Allerdings glaubt er nicht, dass es ihm lange gehören wird, weil er nicht vorhat, ein Einser-Abi zu schreiben.
Dazu sage ich nichts mehr, weil ich seine Meinung nicht ändern kann, obwohl ich ihm schon mehrmals gesagt habe, dass er sich nicht alles versauen soll, nur, um seinen Eltern eins auszuwischen. Meistens winkt er nur lachend ab oder zeigt mir seinen lackierten Mittelfinger. Und manchmal, manchmal guckt er mich so komisch an wie jetzt.
»Du weißt, dass ich alles für dich machen würde.«
Ich drehe meinen Kopf in seine Richtung. Wenn er mich mit dem Schimmer in den Augen und den blonden strubbeligen Haaren anguckt, schlägt mein Herz immer ein bisschen schneller. Ich weiß nicht, warum. Oder warum sein Blick einen Atemzug zu lang auf meinen Lippen liegt.
»Auch wenn das bedeutet, dass ich mir eine Doppelstunde Reli und Sport geben muss.« Dann wendet er sich ab und ich atme erleichtert aus.
Vielleicht sollte ich Saras Angebot doch nachgehen und sie am Wochenende besuchen fahren. Vielleicht würde es Tilo und mir guttun, wenn wir ein paar Tage voneinander getrennt sind.

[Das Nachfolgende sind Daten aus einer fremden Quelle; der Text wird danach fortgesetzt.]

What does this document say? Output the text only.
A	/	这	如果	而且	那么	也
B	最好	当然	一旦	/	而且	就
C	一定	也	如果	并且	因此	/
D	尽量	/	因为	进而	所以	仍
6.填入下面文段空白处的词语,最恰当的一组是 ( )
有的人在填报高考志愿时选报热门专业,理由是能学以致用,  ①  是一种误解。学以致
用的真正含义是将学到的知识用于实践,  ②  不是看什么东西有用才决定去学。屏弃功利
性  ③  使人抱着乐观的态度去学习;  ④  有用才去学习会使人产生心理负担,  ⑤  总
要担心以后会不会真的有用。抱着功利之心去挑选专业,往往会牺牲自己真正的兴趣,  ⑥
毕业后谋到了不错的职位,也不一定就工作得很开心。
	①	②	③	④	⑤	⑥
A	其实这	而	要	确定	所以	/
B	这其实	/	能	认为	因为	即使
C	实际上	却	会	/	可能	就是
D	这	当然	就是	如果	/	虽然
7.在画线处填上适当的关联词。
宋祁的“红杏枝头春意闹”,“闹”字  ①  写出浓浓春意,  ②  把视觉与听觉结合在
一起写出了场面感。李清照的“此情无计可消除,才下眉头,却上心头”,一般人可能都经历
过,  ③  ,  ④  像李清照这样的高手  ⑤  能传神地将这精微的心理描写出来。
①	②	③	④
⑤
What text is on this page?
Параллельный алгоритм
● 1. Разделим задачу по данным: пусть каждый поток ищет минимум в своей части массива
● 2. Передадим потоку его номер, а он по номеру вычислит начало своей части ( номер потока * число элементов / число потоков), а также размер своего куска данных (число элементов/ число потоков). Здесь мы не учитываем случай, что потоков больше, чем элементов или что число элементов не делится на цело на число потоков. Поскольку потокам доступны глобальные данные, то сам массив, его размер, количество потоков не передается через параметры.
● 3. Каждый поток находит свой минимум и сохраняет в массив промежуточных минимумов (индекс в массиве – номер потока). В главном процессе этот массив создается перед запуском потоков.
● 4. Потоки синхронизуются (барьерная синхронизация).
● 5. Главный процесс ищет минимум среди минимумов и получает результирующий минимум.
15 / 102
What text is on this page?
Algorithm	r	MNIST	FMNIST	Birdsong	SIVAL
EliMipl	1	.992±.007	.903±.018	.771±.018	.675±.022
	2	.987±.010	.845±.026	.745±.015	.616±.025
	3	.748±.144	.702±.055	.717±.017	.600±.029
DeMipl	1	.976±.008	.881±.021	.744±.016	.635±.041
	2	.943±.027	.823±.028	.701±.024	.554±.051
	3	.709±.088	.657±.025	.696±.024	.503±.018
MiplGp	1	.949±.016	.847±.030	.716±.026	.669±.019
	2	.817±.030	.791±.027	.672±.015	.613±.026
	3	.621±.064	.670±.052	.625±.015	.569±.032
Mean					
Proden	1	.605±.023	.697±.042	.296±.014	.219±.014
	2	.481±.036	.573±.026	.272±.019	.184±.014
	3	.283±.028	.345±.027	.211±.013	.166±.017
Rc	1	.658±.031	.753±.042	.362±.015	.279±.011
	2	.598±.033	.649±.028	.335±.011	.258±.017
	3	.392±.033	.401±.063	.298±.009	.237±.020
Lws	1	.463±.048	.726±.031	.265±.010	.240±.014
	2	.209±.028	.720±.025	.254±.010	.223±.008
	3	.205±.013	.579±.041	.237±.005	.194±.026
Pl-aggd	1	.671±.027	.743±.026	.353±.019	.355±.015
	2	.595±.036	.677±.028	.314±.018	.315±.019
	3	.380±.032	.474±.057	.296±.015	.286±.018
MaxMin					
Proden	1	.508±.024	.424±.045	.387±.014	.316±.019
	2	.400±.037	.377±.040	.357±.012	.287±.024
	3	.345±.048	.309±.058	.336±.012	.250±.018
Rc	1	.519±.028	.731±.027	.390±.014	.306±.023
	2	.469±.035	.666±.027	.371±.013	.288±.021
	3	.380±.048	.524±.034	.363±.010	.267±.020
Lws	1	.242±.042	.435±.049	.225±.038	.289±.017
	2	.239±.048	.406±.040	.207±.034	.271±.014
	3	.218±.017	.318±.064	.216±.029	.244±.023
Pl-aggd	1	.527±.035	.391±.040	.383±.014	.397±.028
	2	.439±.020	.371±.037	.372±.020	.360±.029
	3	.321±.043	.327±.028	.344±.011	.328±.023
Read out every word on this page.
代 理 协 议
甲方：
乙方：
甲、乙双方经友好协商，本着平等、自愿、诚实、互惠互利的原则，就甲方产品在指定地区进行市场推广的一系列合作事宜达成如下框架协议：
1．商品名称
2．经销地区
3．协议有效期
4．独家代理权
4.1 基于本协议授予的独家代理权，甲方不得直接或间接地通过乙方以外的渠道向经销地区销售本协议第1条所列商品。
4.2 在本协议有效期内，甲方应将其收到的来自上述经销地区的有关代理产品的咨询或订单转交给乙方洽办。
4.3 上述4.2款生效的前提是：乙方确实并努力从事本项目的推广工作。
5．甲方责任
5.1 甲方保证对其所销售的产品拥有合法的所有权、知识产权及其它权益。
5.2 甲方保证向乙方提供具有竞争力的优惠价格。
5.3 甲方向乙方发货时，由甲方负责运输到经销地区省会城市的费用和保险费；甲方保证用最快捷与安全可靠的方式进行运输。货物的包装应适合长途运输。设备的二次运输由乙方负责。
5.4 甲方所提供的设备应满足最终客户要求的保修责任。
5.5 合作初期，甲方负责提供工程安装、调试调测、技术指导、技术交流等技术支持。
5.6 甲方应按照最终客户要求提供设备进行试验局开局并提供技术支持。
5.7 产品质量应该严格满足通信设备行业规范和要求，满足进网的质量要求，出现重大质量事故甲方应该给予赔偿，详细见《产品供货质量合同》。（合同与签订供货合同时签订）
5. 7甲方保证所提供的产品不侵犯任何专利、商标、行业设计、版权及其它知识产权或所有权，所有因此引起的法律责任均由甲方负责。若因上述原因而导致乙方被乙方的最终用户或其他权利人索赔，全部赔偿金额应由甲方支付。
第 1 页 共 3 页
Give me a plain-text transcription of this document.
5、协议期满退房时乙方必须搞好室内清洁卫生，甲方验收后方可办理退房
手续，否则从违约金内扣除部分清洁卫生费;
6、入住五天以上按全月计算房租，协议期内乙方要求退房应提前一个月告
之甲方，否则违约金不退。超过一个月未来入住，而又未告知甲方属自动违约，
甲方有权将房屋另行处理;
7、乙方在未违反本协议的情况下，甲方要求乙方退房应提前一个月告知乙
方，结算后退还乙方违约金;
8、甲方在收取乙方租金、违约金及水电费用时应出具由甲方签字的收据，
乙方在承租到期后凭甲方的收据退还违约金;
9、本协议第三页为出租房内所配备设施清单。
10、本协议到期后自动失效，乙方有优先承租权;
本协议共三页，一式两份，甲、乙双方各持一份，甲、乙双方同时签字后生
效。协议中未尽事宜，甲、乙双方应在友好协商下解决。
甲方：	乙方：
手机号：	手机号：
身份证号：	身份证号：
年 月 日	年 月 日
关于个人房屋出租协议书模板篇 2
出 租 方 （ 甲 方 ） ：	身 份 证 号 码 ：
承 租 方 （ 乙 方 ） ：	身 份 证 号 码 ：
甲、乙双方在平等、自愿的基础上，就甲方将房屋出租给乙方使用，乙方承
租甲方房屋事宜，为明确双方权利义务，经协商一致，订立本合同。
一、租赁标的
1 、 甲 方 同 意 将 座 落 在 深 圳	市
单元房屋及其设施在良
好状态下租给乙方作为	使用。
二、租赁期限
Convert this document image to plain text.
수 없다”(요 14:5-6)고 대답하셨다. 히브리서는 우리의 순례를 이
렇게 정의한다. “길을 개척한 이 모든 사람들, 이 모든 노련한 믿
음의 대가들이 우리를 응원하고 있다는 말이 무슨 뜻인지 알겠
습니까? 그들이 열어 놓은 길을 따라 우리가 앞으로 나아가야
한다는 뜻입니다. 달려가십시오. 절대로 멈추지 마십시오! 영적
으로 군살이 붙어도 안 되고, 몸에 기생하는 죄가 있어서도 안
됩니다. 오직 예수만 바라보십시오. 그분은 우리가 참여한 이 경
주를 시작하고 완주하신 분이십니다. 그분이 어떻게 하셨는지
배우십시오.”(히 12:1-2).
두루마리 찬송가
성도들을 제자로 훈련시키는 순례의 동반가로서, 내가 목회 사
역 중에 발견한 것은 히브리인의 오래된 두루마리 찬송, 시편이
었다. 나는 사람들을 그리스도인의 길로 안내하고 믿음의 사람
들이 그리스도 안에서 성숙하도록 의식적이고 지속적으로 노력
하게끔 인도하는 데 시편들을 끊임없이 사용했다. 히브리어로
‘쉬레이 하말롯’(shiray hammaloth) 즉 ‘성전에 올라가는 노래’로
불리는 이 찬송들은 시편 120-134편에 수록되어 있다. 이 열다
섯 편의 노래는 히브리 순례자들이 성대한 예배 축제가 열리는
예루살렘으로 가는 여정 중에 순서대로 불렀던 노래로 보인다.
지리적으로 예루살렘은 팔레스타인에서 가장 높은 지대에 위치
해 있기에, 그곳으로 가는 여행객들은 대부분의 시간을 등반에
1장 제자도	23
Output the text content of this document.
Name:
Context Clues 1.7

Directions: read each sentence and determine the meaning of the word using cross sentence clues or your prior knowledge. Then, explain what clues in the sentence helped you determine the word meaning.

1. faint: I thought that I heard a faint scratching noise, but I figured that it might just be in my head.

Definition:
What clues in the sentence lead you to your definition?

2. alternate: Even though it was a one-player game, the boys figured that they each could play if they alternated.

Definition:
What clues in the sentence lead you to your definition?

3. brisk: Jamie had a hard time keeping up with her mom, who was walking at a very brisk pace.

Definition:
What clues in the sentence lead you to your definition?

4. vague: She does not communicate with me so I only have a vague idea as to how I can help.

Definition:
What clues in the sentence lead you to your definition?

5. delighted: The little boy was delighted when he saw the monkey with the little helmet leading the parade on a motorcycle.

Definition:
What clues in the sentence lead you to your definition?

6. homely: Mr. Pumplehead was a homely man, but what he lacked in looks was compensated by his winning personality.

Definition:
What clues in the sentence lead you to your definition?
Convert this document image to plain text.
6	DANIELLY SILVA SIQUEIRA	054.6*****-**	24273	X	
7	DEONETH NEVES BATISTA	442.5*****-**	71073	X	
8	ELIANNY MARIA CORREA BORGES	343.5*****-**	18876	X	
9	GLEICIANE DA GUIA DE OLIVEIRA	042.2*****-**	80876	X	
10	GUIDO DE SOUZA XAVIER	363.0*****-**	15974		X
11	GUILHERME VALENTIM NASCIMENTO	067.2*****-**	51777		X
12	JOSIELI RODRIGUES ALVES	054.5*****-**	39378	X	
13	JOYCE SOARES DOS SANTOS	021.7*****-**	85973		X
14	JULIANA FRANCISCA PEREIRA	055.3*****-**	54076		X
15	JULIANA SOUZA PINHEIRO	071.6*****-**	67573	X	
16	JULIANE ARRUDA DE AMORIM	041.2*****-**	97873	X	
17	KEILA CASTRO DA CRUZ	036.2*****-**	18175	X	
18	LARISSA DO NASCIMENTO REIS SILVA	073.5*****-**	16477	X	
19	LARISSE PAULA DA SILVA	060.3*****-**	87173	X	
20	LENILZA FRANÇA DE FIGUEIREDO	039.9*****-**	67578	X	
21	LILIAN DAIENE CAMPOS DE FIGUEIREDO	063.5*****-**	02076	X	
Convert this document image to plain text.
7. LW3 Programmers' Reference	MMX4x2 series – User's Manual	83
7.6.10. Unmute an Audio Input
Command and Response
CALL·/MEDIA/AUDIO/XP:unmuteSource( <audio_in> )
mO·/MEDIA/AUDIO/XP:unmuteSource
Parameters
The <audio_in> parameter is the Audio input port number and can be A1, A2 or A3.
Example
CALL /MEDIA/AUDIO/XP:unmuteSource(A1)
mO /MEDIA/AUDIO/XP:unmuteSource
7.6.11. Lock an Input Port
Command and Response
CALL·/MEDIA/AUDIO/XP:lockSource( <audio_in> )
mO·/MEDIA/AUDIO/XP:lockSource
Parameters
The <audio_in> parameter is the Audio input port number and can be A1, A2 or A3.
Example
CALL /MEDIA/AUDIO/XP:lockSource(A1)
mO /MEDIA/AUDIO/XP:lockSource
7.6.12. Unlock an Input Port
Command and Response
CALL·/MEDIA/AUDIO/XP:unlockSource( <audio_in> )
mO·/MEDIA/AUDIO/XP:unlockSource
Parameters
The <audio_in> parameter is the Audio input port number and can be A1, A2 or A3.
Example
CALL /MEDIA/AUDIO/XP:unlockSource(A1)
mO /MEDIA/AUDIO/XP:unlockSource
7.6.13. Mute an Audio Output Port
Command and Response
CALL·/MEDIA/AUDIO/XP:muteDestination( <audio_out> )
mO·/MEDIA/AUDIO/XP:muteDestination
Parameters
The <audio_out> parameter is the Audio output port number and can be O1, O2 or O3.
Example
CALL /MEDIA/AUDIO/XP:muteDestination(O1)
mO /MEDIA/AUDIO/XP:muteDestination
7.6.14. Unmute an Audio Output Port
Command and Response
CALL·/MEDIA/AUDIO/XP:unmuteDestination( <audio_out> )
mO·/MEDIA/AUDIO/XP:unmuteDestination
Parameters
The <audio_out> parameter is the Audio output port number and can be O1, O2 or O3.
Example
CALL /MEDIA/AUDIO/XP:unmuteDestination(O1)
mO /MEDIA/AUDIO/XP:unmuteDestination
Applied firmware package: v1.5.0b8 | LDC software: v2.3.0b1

Vielleicht merken wir dann nochmal, warum wir Freunde sind.
Denn ich weiß nicht, ob in meinem Herz je wieder Platz für Liebe sein wird.
Tilo (12:35): Ich soll dich lieb von Theo grüßen.
Tilo (12:38): Mich straft er weiterhin mit Ignoranz. Wenigstens will er nicht mehr mit mir kämpfen.
Tilo (12:42): Es sind die kleinen Dinge im Leben.
Dacre (13:02): Warum bist du bei mir, wenn ich nicht da bin?
Tilo (13:22): Ich hatte Sehnsucht …
Tilo (13:40): … nach den Kochkünsten deiner Mum ;)
Dacre (14:02): Spinner.
Tilo (14:03): Liebe dich auch.
Camille (13:02): Hoffentlich bist du bald da, Sara dreht hier vor Vermissung noch durch.
Sara (13:05): Camille auch, sie will es nur nicht zugeben!